Ist die multikulturelle
Gesellschaft, »Europas Lebenslüge«, am Ende? Manche, die nach dem Mord an Theo
van Gogh im deutschen Blätterwald Totenmessen auf sie lesen, scheinen auf
Methoden der Heiligen Inquisition zurückzugreifen: Man definiert das
Teufelsding nicht näher, aber nützt endlich die Gelegenheit es zu exorzieren,
im Namen der Aufklärung, versteht sich. Ein Teil der rechten Waldhälfte tritt
an, ein Teil der linken Waldhälfte pariert. Oder auch umgekehrt, wenn ein
Berliner SPD-Bezirksbürgermeister nach einem ungeschminkten und Besorgnis
weckenden Zustandsbericht hinzufügt, die Integration habe versagt.
Immerhin hat die einmal begonnene
Debatte trotz manch schriller alarmistischer Töne ihre neuen Qualitäten. Sie
verkraftet ohne Weiteres neokonservatives Kulturkämpfertum eines Leon de
Winter, der »die Araber« und »die Muslime« nach dem Rezeptbuch The Arab Mind
des Mythologen Raphael Patai homogenisiert. Nach der ersten Bestürzung erweist
sich in den meisten Kommentaren, dass weit weniger die Multikulturalität dieser
Gesellschaft in Frage gestellt wird; vielmehr werden kritische Fragen an ihre
Handhabung gerichtet. Fragen an sich selbst, Fragen an »die anderen«. Dass
neben echten Sorgen und Ängsten auch Übertreibungen und Vorurteile zur Sprache
kommen, gehört mit zur Spiegelung der diversen politischen Strömungen des
Landes und zu einer offenen Auseinandersetzung.

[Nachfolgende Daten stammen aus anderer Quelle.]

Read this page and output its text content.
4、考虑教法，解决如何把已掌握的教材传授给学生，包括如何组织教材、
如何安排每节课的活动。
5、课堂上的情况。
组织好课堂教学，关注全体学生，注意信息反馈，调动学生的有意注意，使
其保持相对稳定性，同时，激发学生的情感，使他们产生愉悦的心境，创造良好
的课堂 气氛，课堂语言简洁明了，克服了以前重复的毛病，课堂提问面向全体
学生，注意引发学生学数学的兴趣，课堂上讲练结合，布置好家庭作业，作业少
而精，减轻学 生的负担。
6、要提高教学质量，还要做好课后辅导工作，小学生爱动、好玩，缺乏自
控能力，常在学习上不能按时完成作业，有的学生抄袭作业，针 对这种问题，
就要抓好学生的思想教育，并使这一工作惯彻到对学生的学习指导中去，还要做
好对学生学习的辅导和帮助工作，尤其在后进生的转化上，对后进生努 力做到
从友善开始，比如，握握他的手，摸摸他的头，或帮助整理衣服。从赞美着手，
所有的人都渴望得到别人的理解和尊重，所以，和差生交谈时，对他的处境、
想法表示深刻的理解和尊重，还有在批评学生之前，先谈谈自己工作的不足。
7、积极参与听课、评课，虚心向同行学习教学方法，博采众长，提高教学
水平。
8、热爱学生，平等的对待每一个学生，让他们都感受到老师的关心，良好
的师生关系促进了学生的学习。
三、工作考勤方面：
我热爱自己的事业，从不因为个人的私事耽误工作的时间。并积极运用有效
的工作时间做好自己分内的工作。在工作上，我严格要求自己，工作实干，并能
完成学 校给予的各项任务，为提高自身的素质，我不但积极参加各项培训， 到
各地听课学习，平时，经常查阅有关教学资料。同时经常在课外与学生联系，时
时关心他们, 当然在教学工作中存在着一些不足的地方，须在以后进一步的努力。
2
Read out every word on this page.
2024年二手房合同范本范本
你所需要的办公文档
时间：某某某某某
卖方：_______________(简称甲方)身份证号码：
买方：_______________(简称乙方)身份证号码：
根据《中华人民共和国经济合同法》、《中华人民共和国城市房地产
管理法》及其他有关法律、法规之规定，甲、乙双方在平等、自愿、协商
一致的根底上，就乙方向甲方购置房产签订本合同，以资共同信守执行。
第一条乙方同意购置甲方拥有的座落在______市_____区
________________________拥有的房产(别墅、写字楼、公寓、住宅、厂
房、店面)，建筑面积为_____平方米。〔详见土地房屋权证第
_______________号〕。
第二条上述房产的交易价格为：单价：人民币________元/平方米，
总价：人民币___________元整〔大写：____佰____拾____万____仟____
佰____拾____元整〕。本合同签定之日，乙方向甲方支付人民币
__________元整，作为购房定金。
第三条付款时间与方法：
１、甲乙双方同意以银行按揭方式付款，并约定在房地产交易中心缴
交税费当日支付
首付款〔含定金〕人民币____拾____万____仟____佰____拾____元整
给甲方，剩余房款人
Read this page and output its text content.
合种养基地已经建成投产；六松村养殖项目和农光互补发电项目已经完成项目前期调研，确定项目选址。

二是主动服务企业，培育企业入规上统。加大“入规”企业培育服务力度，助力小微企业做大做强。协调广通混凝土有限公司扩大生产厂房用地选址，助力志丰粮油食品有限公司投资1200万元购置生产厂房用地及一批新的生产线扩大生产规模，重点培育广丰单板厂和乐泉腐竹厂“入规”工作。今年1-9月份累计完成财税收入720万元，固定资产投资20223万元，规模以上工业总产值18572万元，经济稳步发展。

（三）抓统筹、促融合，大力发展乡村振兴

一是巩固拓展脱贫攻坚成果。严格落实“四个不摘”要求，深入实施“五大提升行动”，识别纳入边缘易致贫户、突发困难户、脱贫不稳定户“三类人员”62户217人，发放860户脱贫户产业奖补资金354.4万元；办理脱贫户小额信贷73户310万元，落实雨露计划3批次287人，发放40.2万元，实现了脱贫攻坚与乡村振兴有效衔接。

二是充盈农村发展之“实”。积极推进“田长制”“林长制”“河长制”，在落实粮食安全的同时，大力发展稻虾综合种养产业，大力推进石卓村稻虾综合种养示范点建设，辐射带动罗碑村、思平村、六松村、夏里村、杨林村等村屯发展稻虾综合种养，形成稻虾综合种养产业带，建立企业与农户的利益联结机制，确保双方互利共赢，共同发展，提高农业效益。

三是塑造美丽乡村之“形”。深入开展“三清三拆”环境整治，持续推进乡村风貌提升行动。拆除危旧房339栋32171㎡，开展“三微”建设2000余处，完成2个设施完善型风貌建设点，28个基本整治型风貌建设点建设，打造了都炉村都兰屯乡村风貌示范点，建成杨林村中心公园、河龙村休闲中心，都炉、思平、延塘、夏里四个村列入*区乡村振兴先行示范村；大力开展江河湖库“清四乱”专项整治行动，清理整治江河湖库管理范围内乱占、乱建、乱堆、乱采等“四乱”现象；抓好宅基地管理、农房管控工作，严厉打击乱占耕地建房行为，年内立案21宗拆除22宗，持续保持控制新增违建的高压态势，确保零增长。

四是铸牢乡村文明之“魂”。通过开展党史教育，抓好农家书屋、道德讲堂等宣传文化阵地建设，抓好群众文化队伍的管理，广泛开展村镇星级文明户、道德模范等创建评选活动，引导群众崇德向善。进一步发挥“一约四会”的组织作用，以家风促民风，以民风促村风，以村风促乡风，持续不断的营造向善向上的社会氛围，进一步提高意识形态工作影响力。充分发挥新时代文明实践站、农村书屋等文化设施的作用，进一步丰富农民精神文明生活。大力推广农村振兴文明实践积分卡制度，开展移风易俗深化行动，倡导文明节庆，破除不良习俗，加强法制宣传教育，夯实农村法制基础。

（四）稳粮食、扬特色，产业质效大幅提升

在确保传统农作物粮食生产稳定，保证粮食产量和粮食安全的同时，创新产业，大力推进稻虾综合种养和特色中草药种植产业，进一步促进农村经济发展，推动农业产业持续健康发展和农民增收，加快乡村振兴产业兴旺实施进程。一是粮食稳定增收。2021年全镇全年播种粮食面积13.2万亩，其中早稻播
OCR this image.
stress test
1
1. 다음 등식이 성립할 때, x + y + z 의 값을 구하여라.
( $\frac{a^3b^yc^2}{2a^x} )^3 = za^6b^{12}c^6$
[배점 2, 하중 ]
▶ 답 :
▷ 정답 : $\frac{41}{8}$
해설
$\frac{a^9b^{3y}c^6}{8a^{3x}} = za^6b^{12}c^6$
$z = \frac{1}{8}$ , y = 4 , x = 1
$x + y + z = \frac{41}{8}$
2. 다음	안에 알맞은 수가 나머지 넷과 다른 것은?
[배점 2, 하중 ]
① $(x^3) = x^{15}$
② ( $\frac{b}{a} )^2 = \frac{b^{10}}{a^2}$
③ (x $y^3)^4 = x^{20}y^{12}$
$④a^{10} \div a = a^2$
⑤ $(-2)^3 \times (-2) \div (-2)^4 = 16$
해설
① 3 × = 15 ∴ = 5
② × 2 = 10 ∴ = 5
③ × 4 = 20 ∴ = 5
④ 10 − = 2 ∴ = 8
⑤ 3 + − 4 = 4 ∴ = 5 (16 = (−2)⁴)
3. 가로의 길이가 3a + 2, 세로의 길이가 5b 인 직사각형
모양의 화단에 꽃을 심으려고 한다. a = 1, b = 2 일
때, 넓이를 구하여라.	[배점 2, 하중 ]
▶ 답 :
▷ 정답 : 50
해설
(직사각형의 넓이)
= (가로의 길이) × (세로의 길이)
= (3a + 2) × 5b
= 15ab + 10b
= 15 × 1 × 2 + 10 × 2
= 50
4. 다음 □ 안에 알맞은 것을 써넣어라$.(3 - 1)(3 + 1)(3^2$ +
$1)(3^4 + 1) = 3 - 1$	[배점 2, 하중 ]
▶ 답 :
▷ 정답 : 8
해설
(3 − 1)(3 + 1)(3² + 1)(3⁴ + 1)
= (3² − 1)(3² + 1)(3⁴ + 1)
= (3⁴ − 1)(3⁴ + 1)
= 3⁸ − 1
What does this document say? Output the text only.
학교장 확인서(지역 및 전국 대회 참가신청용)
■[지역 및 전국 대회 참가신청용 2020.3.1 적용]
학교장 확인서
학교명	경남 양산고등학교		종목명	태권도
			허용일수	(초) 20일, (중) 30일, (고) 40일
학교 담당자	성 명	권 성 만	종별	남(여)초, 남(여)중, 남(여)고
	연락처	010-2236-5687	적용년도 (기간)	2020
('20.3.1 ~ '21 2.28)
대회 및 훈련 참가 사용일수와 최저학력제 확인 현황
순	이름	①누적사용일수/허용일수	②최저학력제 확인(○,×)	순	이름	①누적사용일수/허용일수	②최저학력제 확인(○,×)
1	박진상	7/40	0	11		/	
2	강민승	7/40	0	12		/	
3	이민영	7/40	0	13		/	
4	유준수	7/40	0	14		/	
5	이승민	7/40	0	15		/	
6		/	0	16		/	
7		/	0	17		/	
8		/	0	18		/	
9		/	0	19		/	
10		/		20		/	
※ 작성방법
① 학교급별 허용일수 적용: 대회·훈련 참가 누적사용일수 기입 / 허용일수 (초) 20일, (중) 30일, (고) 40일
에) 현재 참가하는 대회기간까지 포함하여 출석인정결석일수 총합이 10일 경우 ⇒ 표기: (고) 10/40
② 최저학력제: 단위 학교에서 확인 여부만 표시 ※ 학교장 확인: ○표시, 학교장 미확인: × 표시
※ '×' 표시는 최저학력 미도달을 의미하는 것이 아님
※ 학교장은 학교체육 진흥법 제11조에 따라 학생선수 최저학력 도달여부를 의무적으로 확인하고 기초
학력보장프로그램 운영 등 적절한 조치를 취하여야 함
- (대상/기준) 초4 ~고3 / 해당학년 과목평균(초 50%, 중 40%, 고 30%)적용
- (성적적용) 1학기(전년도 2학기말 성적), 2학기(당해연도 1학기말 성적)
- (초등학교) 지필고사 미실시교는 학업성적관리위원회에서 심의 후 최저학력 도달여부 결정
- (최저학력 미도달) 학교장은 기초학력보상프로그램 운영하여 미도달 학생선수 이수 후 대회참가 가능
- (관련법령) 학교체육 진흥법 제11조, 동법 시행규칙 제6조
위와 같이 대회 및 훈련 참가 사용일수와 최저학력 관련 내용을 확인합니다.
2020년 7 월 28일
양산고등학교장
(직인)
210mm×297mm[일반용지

Dabei handelt es sich nicht – mag
es auch so scheinen – einfach um die x-te Fortsetzung einer endlosen Debatte,
die praktisch schon 1945 begonnen hat, als Millionen Bürger anderer Staaten,
Vertriebene, in die gerade neu geschaffene Bundesrepublik einwanderten. Es gibt
einige Stationen der Zuwanderung sowie der Debatte darüber, und jede hat ihre
besonderen politischen und gesellschaftlichen Bedingungen. Die Welle der frühen
Neunzigerjahre hatte ihre Spezifitäten, und wer nach dem 11. September von
Immigration und Integration spricht, muss die veränderten Umstände in der
globalisierten Welt mit ins Auge fassen. Sie ist also eine Chance, über
»bekannte Muster« hinauszukommen, zumal sich nunmehr verstärkt neue Stimmen zu
Wort melden.
Natürlich ist es wichtig, dass die
Mehrheitsgesellschaft die eigenen Positionen berät. Bevor man aber allgemein
über Toleranz in der offenen Gesellschaft und ihr Changieren zur Indifferenz
herumstreitet, sollten die Stimmen derjenigen gehört werden, von denen bislang
in der Tat relativ wenig zu hören war: die Stimmen der Vertreter der Muslime,
ihrer Organisationen, ihrer Künstler, ihrer Publizisten und der Menschen auf
der Straße. Weit mehr von ihnen als sonst haben sich in den letzten Wochen zu
Wort gemeldet. Da kommen spannende Darlegungen über die Lage der Muslime in
Europa, warum sie erst jetzt beginnen, so Navid Kermani, »dem Extremismus in den
eigenen Reihen eine öffentliche Absage zu erteilen«; da kommen von Funktionären
ganz konkrete Überlegungen zur Zusammenarbeit bezüglich des Deutschunterrichts
oder der Ausbildung der Imame; da kommen zahlreiche kritische Äußerungen
(Katajun Amirpur: »In den Niederlanden herrscht Meinungsfreiheit und wer das
nicht akzeptieren will, sollte gehen.«) oder Großvorschläge wie jener von Zafer
Senocak: »Die Muslime in Europa brauchen dringend eine Charta, in der die
verbindlichen Regeln des Zusammenlebens mit Nichtmuslimen in einer
demokratischen, offenen Gesellschaft festgeschrieben werden müssen. Wer sich
nicht an diese Charta hält, müsste aus der Gemeinschaft der Gläubigen verstoßen
werden ...« Und es kommt zu bemerkenswerten Begegnungen, Spitzenvertreter des Dachverbandes
türkischer Muslime, des Zentralrats der Muslime und des Islamrats trafen sich
trotz der tiefen Gräben zwischen ihnen; zur Großdemonstration in Köln am 21.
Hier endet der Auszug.